The FMOC minutes and question and answer session after the meeting suggested that the Federal Reserve could in fact begin tapering off of quantitative easing later this year. That being said, the market already anticipated that for the most part, the fact that the Federal Reserve Chairman suggested that the Federal Reserve could be out of the quantitative easing game by the middle of next year took the market completely off guard. That being the case, the bond yields shot straight up in the United States, and of course that always attracts money.
A tale of two central banks
In this particular pair we have a collection of two central banks that are at total opposite ends of the spectrum. You have the European Union which of course is heading towards a double dip recession at this point, and the United States which is doing quite well all things considered. That being the case, rates should continue to inch higher in the US, while the Euro is in serious danger of having a rate cut before anything else. Because of this, I think that we are setting up to see a weaker Euro going forward.
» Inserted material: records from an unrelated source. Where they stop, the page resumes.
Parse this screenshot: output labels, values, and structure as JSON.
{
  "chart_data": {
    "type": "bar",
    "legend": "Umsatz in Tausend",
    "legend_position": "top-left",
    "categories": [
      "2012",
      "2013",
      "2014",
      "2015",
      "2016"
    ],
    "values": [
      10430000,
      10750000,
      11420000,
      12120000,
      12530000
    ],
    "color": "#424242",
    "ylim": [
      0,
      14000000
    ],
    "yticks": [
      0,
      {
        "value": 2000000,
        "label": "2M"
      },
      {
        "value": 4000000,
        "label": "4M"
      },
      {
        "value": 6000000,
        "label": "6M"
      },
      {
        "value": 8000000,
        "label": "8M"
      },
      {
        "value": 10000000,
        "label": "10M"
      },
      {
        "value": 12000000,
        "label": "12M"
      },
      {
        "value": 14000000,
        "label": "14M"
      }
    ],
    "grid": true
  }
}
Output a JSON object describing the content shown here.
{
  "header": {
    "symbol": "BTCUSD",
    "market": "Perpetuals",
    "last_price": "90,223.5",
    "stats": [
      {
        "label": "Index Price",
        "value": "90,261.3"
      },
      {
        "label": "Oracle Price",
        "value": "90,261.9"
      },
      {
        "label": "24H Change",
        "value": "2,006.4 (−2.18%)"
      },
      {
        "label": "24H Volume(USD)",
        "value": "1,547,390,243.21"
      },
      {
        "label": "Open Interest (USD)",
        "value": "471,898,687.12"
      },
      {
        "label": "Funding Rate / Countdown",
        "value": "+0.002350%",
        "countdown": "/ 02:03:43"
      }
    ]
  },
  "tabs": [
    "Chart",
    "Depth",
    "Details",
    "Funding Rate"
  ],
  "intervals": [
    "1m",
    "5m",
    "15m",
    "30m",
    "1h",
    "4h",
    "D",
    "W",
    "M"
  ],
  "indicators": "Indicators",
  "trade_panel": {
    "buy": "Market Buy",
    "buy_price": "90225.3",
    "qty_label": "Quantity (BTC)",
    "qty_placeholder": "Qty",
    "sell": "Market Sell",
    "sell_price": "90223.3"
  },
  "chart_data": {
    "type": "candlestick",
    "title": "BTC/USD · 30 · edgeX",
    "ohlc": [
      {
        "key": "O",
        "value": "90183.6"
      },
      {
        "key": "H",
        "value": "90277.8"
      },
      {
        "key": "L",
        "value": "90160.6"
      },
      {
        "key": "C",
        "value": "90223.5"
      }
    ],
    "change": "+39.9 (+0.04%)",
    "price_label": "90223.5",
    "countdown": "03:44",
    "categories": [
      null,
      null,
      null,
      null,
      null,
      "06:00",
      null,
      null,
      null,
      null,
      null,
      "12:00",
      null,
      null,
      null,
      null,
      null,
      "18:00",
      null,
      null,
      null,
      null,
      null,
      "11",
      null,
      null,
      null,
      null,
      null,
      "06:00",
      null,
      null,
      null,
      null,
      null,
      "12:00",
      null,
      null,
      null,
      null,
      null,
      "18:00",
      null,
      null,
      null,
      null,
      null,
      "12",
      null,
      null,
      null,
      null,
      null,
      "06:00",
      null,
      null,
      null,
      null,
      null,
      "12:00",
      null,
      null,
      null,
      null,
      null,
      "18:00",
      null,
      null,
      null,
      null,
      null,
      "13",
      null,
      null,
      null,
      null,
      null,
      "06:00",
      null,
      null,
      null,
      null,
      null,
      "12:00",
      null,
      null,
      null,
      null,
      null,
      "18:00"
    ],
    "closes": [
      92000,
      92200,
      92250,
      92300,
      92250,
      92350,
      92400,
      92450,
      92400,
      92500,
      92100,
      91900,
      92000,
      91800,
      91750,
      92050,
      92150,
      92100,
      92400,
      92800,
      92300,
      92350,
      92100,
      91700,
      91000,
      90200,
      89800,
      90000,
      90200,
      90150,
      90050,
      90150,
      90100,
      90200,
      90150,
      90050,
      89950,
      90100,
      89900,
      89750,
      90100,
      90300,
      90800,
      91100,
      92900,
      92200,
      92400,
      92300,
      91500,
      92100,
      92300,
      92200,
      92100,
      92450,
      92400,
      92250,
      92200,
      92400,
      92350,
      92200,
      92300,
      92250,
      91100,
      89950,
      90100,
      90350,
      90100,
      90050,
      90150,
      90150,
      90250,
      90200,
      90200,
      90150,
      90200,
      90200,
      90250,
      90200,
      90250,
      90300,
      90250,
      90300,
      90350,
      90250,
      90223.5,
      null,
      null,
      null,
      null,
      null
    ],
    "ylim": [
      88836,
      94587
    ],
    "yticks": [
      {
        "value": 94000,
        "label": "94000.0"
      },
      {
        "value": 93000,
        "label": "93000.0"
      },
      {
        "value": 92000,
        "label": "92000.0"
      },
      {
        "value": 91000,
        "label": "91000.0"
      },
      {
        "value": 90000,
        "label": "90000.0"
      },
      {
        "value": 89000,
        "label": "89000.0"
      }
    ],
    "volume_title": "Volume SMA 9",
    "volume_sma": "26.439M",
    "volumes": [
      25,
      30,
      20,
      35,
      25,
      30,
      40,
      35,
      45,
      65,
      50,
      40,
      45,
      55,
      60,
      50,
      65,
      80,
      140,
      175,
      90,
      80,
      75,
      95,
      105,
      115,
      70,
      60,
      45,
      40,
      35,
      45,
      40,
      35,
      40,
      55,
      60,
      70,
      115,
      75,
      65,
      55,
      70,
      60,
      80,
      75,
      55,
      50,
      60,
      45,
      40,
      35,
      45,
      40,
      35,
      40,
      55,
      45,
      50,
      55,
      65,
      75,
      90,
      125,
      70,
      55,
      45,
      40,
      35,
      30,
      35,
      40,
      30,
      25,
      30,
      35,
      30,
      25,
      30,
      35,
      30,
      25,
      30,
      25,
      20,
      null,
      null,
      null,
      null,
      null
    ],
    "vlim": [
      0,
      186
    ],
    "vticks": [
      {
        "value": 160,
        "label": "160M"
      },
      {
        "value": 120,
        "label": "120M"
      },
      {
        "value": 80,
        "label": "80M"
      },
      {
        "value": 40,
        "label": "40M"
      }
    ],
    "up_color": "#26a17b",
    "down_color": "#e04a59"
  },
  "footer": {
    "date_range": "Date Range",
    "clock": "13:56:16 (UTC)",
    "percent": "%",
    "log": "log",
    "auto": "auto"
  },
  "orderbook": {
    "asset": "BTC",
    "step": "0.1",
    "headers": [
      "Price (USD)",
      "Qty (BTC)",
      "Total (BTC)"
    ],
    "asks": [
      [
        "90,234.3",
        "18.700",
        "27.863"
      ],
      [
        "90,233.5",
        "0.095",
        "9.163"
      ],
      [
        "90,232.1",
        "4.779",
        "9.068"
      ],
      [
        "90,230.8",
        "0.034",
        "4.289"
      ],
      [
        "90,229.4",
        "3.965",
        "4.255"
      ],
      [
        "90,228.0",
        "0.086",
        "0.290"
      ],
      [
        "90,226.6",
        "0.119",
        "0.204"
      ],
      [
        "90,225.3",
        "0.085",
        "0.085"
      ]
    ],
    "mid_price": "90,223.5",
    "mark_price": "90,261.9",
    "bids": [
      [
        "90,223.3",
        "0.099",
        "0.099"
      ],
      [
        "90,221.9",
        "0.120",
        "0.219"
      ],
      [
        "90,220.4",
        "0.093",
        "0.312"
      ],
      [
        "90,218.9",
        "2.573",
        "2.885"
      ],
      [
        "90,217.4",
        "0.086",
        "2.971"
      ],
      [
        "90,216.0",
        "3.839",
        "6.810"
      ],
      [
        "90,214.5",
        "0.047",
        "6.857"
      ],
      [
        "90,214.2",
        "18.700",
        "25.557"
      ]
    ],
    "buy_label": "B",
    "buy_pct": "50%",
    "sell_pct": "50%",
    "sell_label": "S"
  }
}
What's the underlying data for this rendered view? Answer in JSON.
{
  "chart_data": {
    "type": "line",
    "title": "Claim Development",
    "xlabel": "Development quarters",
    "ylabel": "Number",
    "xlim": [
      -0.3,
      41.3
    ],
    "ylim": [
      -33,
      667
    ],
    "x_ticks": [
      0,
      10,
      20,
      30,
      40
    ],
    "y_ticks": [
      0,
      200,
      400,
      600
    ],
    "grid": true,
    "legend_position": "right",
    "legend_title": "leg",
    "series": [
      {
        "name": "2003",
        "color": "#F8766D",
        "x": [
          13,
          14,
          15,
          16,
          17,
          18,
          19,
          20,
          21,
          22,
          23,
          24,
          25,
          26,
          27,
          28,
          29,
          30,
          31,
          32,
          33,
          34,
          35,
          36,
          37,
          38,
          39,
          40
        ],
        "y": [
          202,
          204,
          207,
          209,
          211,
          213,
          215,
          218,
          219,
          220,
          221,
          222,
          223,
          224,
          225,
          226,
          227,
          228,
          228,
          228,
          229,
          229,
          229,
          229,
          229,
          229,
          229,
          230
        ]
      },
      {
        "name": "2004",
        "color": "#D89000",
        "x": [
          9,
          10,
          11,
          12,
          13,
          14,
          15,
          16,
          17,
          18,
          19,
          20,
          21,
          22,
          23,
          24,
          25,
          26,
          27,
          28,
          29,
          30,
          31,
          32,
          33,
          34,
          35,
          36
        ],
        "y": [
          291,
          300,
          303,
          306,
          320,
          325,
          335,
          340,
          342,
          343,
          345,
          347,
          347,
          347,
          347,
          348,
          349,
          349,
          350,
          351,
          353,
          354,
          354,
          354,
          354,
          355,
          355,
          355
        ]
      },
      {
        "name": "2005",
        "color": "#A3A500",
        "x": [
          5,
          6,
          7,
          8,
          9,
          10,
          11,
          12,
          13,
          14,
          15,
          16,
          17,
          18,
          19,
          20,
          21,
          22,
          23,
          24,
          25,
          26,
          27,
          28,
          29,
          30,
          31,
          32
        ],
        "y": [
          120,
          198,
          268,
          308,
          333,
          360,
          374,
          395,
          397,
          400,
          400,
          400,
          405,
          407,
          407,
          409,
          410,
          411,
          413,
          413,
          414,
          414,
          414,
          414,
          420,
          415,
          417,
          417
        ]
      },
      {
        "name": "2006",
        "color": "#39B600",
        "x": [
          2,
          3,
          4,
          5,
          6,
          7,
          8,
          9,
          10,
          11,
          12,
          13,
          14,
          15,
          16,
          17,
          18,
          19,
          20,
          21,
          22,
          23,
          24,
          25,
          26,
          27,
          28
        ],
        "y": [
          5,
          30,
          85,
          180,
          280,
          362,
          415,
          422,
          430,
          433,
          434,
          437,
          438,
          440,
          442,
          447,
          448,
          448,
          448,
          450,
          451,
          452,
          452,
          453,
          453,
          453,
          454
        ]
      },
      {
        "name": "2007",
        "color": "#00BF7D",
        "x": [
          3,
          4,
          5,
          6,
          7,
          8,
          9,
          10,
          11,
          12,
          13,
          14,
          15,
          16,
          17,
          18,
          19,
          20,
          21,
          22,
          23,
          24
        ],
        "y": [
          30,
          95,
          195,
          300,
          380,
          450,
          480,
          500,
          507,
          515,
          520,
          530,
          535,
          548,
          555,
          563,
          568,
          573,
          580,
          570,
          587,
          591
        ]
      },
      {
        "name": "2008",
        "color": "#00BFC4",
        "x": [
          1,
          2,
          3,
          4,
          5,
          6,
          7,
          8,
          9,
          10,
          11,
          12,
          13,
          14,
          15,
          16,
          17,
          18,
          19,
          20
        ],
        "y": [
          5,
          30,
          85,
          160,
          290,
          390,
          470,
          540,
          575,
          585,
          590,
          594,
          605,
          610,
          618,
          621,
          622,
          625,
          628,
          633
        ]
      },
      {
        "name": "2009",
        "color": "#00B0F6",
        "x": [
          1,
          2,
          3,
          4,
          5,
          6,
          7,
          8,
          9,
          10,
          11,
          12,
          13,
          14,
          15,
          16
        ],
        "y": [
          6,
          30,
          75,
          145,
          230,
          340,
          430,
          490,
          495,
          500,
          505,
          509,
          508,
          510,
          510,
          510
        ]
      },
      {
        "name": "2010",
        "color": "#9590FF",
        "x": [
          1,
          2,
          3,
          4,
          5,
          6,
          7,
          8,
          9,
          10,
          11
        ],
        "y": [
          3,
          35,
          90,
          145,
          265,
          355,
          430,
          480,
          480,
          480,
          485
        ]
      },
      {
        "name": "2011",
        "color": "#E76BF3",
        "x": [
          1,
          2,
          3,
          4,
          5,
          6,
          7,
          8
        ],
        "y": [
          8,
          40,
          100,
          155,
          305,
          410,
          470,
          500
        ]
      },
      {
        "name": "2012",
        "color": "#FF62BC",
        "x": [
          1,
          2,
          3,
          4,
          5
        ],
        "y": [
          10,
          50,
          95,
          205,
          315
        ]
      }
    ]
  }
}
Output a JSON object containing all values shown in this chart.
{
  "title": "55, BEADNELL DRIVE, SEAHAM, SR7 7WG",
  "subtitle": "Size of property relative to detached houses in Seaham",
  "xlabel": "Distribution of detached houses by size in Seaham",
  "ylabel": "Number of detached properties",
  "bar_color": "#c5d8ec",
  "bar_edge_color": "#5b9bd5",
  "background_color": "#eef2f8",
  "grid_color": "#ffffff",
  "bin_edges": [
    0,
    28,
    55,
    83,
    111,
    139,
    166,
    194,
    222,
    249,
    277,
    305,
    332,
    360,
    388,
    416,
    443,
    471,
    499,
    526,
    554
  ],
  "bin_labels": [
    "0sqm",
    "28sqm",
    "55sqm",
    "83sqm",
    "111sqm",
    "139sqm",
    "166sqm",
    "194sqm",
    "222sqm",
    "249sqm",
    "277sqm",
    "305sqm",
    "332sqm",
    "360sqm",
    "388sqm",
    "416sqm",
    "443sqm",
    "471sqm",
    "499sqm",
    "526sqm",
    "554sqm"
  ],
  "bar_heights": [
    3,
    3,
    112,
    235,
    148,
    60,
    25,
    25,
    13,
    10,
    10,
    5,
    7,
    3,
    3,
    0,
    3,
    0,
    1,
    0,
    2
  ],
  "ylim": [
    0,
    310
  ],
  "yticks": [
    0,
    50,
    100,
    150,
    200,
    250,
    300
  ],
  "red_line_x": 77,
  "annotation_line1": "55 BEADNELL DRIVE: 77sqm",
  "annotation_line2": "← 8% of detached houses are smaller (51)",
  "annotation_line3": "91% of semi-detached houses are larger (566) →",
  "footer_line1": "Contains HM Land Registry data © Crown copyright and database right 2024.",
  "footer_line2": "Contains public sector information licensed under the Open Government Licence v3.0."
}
I've been wrong in this pair before, so I of course would be a little bit cautious. If we managed to break the bottom of the range for the Wednesday session, I believe that we will of course begin to fall from that area. After all, the Wednesday candle did smash through the lyrics from the last four or five sessions in a row. Also, we moved below the 1.33 handle, an area that is been obvious support. Going forward, I am not willing to buy this market until we clear that weekly trend line, or at least the 1.34 on a daily close.